Pour rappel, la sœur de Roberto Gianfalla, ancien cuisinier à Annecy, a déposé une plainte auprès de l’antenne de la police judiciaire française de la région Rhône-Alpes le lundi 14 octobre. Deux jours plus tôt, quatorze autre suspects arrêtés dans l'île au parfum avaient déjà été placés sous mandat de dépôt sitôt transférés à Tana. Détenus à la maison de force de Tsiafahy, deux d'entre ont plongé pour le double homicide dont les deux Européens ont été victimes. En revanche, leurs onze coaccusés sont poursuivis pour attaque de camp de gendarmerie et vandalisme, ont été écroués à la maison centrale d'Antanimora. L'ancien membre du conseil supérieur de la Transition Joseph Yoland a également été incarcéré à Antanimora pour incitation au trouble de l'ordre public.
Délégation judiciaire
La mise en détention pré­ventive de douze des treize inculpés, auditionnés à Anosy hier, porte à vingt-six le nombre de personnes emprisonnées pour l'affaire de Nosy-Be.
La deuxième vague de prévenus a quitté la ville de Nosy Be, mardi, vers quatre heures du matin.

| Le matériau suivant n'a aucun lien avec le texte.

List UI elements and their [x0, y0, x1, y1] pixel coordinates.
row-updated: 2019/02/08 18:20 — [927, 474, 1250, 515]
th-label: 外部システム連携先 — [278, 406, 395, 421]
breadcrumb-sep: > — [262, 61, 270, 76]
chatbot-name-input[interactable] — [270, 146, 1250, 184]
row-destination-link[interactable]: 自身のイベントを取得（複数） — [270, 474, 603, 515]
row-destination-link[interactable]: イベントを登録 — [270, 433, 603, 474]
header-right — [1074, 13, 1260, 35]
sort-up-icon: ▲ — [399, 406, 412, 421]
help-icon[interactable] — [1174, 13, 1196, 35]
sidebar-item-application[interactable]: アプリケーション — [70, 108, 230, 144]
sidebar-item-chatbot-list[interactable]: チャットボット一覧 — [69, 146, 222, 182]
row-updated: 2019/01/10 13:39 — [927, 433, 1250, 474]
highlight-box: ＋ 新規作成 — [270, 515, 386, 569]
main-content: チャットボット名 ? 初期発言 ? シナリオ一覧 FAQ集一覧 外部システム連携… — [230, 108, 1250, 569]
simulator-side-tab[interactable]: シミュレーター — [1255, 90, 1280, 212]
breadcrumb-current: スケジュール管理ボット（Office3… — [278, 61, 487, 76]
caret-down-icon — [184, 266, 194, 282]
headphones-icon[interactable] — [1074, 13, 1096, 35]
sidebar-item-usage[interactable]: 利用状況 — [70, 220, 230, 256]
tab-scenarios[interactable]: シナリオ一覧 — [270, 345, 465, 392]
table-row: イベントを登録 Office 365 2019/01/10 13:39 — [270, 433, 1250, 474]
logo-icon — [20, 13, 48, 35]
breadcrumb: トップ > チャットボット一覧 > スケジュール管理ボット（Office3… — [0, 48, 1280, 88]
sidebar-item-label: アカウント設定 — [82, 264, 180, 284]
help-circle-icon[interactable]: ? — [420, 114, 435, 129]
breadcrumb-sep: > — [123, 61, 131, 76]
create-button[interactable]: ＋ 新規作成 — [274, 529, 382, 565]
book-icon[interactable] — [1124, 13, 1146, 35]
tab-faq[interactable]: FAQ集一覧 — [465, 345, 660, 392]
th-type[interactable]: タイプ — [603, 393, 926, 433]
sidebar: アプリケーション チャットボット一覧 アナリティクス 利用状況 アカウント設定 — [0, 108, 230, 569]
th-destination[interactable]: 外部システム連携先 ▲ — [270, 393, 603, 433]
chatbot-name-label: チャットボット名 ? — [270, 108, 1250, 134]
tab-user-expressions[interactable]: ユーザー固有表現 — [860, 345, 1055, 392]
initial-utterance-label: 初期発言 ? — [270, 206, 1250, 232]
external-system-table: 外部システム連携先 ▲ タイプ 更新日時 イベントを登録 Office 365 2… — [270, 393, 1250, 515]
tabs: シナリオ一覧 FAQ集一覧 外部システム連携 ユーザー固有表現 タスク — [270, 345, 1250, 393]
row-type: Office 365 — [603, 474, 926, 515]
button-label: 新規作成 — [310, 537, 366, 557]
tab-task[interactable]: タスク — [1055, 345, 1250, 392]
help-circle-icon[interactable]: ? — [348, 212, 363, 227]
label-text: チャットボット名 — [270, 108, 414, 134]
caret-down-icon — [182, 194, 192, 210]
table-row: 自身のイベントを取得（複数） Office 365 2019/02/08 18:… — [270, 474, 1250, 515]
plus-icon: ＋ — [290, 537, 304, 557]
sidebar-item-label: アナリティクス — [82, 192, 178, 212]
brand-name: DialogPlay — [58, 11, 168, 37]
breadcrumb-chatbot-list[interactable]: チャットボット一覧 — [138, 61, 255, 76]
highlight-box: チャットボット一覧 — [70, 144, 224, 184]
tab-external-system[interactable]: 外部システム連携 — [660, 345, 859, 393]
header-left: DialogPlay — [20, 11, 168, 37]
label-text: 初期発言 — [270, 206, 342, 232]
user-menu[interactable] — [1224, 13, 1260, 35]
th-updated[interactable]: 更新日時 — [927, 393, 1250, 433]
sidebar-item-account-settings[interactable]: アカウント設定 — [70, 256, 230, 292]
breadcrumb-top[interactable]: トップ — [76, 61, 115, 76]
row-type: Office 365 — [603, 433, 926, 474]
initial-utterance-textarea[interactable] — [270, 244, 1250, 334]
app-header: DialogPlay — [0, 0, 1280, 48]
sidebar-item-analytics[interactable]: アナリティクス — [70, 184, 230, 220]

Un taxi-brousse a été spécialement affrété pour les conduire à Tana. Ils ont été escortés par huit gendarmes dont un officier, trois gradés et quatre éléments. Pour cause de problème de santé, la femme mise en détention préventive, hier, n'a pas fait le voyage à leur côté. Convoquée par le parquet, cette dernière s'est rendue dans la capitale par ses propres moyens. Soup­çonnée d'avoir trempé dans le triple lynchage, elle a néanmoins répondu présente au parquet, hier.
«Toutes les enquêtes préliminaires ont été effectuées à Nosy Be. En revanche, les défèrements ont eu lieu à Tana », explique le colonel Christophe Randriamanarina, commandant de la circonscription inter-régionale de la gendarmerie nationale à Antsiranana.
«Après audition des prévenus de la première vague, le tribunal a émis une délégation judiciaire qui nous a saisi d'interpeller et d'enquêter treize autres individus », enchaîne-t-il.
L'arrestation de ces derniers a commencé dans la semaine du 14 octobre.